WHAT IS TUBERCULOSIS?
Tuberculosis (TB) is a common and in many cases lethal infectious disease. It usually attacks the lungs, but can also affect other parts of the body. It is spread through the air when people who have an active TB infection cough or sneeze. Roughly one in ten people living with the disease eventually develop an active case of TB. If left untreated, TB kills more than 50 percent of people who develop active cases.
Symptoms of TB include a chronic cough with blood-tinged sputum, fever, night sweats and weight loss. Diagnosis relies on chest X-rays, a tuberculin skin test, blood tests as well as microscopic examination and microbiological culture of bodily fluids.
Treatment is difficult and requires long courses of multiple antibiotics – typically six months for TB. Social contacts are also screened and treated if necessary. When people fail to complete the drug regimen for TB, the disease becomes resistant to treatment.
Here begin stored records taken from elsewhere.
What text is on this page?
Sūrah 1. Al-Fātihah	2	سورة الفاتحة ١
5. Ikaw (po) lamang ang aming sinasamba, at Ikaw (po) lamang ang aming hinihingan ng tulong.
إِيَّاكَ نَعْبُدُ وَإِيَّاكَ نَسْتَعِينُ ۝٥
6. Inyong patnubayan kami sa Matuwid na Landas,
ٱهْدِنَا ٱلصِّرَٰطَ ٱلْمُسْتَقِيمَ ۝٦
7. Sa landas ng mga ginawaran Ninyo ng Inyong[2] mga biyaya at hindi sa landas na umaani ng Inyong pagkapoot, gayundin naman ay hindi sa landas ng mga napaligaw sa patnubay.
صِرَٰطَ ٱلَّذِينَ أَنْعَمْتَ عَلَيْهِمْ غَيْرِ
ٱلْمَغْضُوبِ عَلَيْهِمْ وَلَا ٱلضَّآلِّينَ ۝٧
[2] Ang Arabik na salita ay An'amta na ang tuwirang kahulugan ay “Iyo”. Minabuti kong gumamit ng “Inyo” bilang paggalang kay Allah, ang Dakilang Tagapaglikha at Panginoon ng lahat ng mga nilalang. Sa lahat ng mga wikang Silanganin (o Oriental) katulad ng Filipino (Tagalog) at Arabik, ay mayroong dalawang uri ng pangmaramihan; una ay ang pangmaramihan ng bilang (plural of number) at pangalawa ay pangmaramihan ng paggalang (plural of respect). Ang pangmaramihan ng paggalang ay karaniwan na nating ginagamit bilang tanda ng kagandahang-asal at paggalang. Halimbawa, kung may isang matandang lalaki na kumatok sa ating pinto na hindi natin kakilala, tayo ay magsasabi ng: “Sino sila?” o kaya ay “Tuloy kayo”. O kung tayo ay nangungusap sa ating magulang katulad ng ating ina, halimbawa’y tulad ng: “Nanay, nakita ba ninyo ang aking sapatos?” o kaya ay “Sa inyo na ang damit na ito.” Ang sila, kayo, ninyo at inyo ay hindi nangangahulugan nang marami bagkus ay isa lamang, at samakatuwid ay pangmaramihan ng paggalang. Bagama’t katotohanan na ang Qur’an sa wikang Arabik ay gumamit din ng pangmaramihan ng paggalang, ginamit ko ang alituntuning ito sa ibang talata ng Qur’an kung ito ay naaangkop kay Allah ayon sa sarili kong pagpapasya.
It often develops into a more deadly form of TB called multidrug-resistant TB (MDR-TB).
TUBERCULOSIS IN THE DEVELOPING WORLD
One third of the world's population live with TB, and new infections occur at a rate of about one per second. And the number of people who become sick with tuberculosis each year continues to grow.
The World Health Organization estimates that there are currently 13.7 million chronic active cases of TB, 9.3 million new cases each year and 1.8 million annual deaths. People in the developed world are more likely to contract tuberculosis because their immune systems are more likely to be compromised due to HIV/AIDS. Today, TB is the leading cause of death for people infected with HIV/AIDS.
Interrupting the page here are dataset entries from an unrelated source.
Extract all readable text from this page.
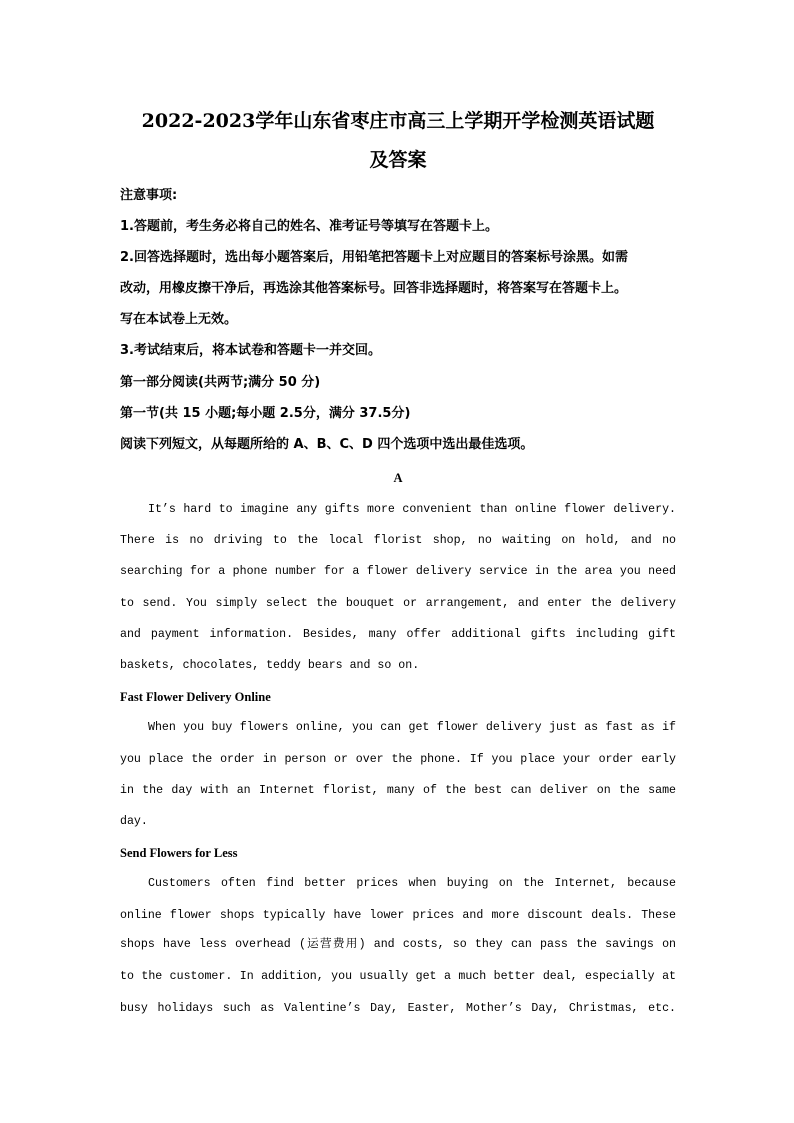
2022-2023学年山东省枣庄市高三上学期开学检测英语试题
及答案
注意事项:
1.答题前，考生务必将自己的姓名、准考证号等填写在答题卡上。
2.回答选择题时，选出每小题答案后，用铅笔把答题卡上对应题目的答案标号涂黑。如需
改动，用橡皮擦干净后，再选涂其他答案标号。回答非选择题时，将答案写在答题卡上。
写在本试卷上无效。
3.考试结束后，将本试卷和答题卡一并交回。
第一部分阅读(共两节;满分 50 分)
第一节(共 15 小题;每小题 2.5分，满分 37.5分)
阅读下列短文，从每题所给的 A、B、C、D 四个选项中选出最佳选项。
A
It’s hard to imagine any gifts more convenient than online flower delivery.
There is no driving to the local florist shop, no waiting on hold, and no
searching for a phone number for a flower delivery service in the area you need
to send. You simply select the bouquet or arrangement, and enter the delivery
and payment information. Besides, many offer additional gifts including gift
baskets, chocolates, teddy bears and so on.
Fast Flower Delivery Online
When you buy flowers online, you can get flower delivery just as fast as if
you place the order in person or over the phone. If you place your order early
in the day with an Internet florist, many of the best can deliver on the same
day.
Send Flowers for Less
Customers often find better prices when buying on the Internet, because
online flower shops typically have lower prices and more discount deals. These
shops have less overhead (运营费用) and costs, so they can pass the savings on
to the customer. In addition, you usually get a much better deal, especially at
busy holidays such as Valentine’s Day, Easter, Mother’s Day, Christmas, etc.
This disease offers a glaring example of the health care inequities that exist in the world. Drugs to fight TB have been in existence for 50 years, yet the disease continues to kill 5,000 people every day – nearly all of them in developing countries.
PIH TREATS TB AND MDR-TB
For over two decades, PIH has treated and prevented TB, MDR-TB and HIV/TB in some of the poorest and most vulnerable communities in the world. Our community-based approach to care has resulted in some of the highest cure rates and lowest treatment default rates ever recorded.
These results prove that health problems once thought untreatable can be addressed effectively, even in poor and geographically remote settings. Our goal is to share the success of our approach on a broad scale.
The community-based approach utilizes community health workers who are trained and employed to serve as a vital link between their villages and medical facilities. They deliver drugs and treatment support to patients requiring complex drug regimens, and provide both TB drugs and antiretroviral therapy to patients co-infected with TB and HIV/AIDS. They monitor the health of their neighbors, perform active case finding, and refer sick patients to the hospital –often accompanying them there.
To increase the impact of our approach and avoid the creation of parallel systems, we partner with local governments and provide technical assistance to build up the public sector. Three of our original MDR-TB pilot projects have successfully made the jump to national programs, and now provide training and technical assistance to other countries in their regions.